Bamboo walls, palm frond roof, mosquito net draped romantically around the bed. Quiet sunset from any one of the many restaurants overlooking the sailing boats moored in the harbour, the silhouette of the rugged islands a stark contrast to the soft water.
We have arrived in Labuan Bajo at the far western end of Flores Island and it really is beautiful. The large population of young backpackers would be basking in the dream described above. We are too, but with another dimension. Spilt drinks, mediating arguments over the hammock (as the sun sets), “When can we get an ice-cream?”, “I’m STARVING!”
Arriving in a new place and walking and walking until I am lost and my feet are sore has always been a treasured travel experience of mine, a way of getting a feel for a city and finding hidden pockets that might otherwise be missed. To state the obvious, travelling with children is different in every way to travelling solo. Less than 15 minutes down the main street of Labuan Bajo and half of our party is hot and sweaty and their legs are tired and they can’t possibly go on without a Sprite.
I know – they ARE hot and sweaty, and their experience of hot and sweaty has just broken new bounds, AND they’re expected to walk down a dusty street where everyone’s staring and wanting to rub their cheeks. It must be uncomfortable for them. It slows us down.
And in our slowed progress we happen upon a magnificently coloured bird in a cage, hanging from the eaves of a rickety building tucked down an alleyway. Ellie hears it and follows the sound, whistling to it in response (our little bird whisperer). The poor thing has only one eye and one foot, but a rainbow of plumage. In our slowness, we spend the next 10 minutes listening to this funny old bird mimick sounds we make and other electronic and animal noises it already knows. We take photos of it to send to our birder friend to see if we can identify it and we play it ringtones from my phone to see which ones it likes and will repeat back to us.
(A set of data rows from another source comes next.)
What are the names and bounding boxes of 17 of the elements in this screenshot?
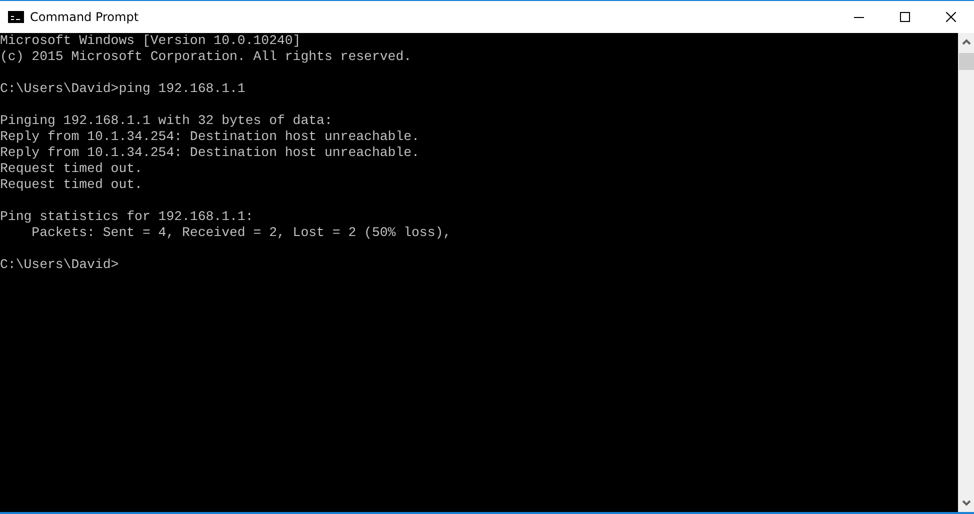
scrollbar-thumb[interactable]	[958, 53, 974, 70]
console-line: Request timed out.	[0, 177, 142, 193]
window-title: Command Prompt	[30, 10, 139, 24]
console-line: C:\Users\David>	[0, 257, 119, 273]
scrollbar[interactable]	[958, 33, 974, 512]
console-line: Reply from 10.1.34.254: Destination host unreachable.	[0, 145, 420, 161]
maximize-icon[interactable]	[900, 12, 910, 22]
console-line: Ping statistics for 192.168.1.1:	[0, 209, 254, 225]
console-line: Microsoft Windows [Version 10.0.10240]	[0, 33, 301, 49]
console-line: Request timed out.	[0, 161, 142, 177]
console-line: Reply from 10.1.34.254: Destination host unreachable.	[0, 129, 420, 145]
console-line: Pinging 192.168.1.1 with 32 bytes of data:	[0, 113, 332, 129]
console-line: Packets: Sent = 4, Received = 2, Lost = 2 (50% loss),	[30, 225, 452, 241]
close-icon[interactable]	[946, 12, 956, 22]
console-line: C:\Users\David>ping 192.168.1.1	[0, 81, 246, 97]
console-icon	[8, 11, 24, 23]
console-line: (c) 2015 Microsoft Corporation. All rights reserved.	[0, 49, 412, 65]
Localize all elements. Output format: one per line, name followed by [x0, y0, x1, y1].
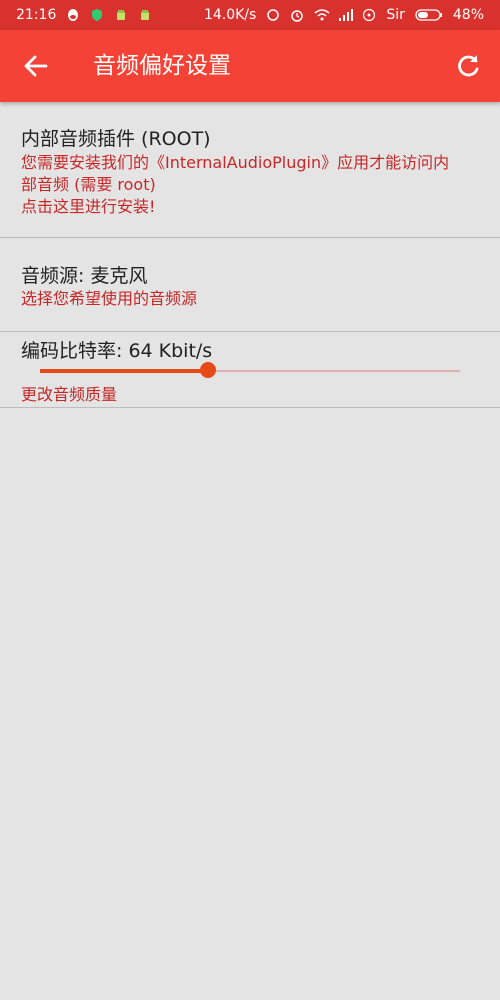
- arrow-left-icon: [24, 55, 48, 77]
- divider: [0, 407, 500, 408]
- bitrate-slider-fill: [40, 369, 208, 373]
- summary-line: 您需要安装我们的《InternalAudioPlugin》应用才能访问内: [21, 153, 450, 172]
- pref-title: 内部音频插件 (ROOT): [21, 128, 211, 150]
- pref-summary: 更改音频质量: [21, 385, 118, 404]
- app-toolbar: 音频偏好设置: [0, 30, 500, 102]
- back-button[interactable]: [22, 52, 50, 80]
- wifi-icon: [314, 8, 330, 22]
- refresh-button[interactable]: [454, 52, 482, 80]
- status-bar: 21:16 14.0K/s Sir 48%: [0, 0, 500, 30]
- carrier-label: Sir: [386, 7, 405, 23]
- status-time: 21:16: [16, 7, 57, 23]
- android-icon: [114, 8, 128, 22]
- qq-icon: [66, 8, 80, 22]
- net-speed: 14.0K/s: [203, 7, 257, 23]
- status-right: 14.0K/s Sir 48%: [204, 0, 484, 30]
- bitrate-slider-thumb[interactable]: [200, 362, 216, 378]
- clock-icon: [290, 8, 304, 22]
- pref-summary: 选择您希望使用的音频源: [21, 289, 198, 308]
- pref-title: 音频源: 麦克风: [21, 265, 148, 287]
- alarm-icon: [266, 8, 280, 22]
- refresh-icon: [458, 55, 479, 77]
- pref-summary: 您需要安装我们的《InternalAudioPlugin》应用才能访问内 部音频…: [21, 152, 481, 218]
- shield-icon: [90, 8, 104, 22]
- battery-icon: [415, 8, 443, 22]
- summary-line: 部音频 (需要 root): [21, 175, 156, 194]
- signal-icon: [338, 8, 354, 22]
- android-icon: [138, 8, 152, 22]
- pref-audio-source[interactable]: 音频源: 麦克风 选择您希望使用的音频源: [0, 238, 500, 331]
- page-title: 音频偏好设置: [93, 53, 231, 79]
- pref-title: 编码比特率: 64 Kbit/s: [21, 340, 213, 362]
- status-left: 21:16: [16, 0, 152, 30]
- pref-internal-plugin[interactable]: 内部音频插件 (ROOT) 您需要安装我们的《InternalAudioPlug…: [0, 102, 500, 238]
- battery-percent: 48%: [452, 7, 484, 23]
- radiation-icon: [362, 8, 376, 22]
- summary-line: 点击这里进行安装!: [21, 197, 156, 216]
A treasured travel experience.
Their perspective gives me a different perspective too. Entering the brand spanking new Labuan Bajo airport with its arena-like arrivals hall, shiny cream tiles on every surface and flushing porcelain toilets (always have to check out the loos!) the girls were in awe. “I haven’t seen a big open quiet space for ages.” “We haven’t seen a flushing toilet for AGES!” (a week is a long time in the life of a five year old!). Certainly no amount of excitement in a 40 year old can equal the exquisite fear of an 8 year old at being merely meters from 5 mature Komodo Dragons! “Oh hold my hand Dad. Do I go closer or do I hide behind you? I really want to have a better look but far out they’re so big and scary and RIGHT THERE!” And the squeals of unbridled delight (clearly distinguishable through a snorkel) at the schools of tropical fish off the reef. “This is so ace this is so ace this is so ace!” – still audible through the snorkel. Their ability to unwittingly entertain, in addition to giving me an altered view, is priceless. “Look Ellie,” cried Zoe with excitement. “That’s where the annoying music comes from, that green ball over there” as she pointed to the mosque from which the Call to Prayer blasted through the town.
It takes a frustratingly long time to tend to the logistics of travelling here – a frustration that can be exacerbated by feeling the pressure of keeping 3 little dependants happy. As it turns out, they don’t even notice the fact they’ve been hanging around the hotel all afternoon, they’re off riding grass broomsticks around the garden paths and making bougainvillea parachutes. Bless them.
It really is an experience to treasure, travelling with our children.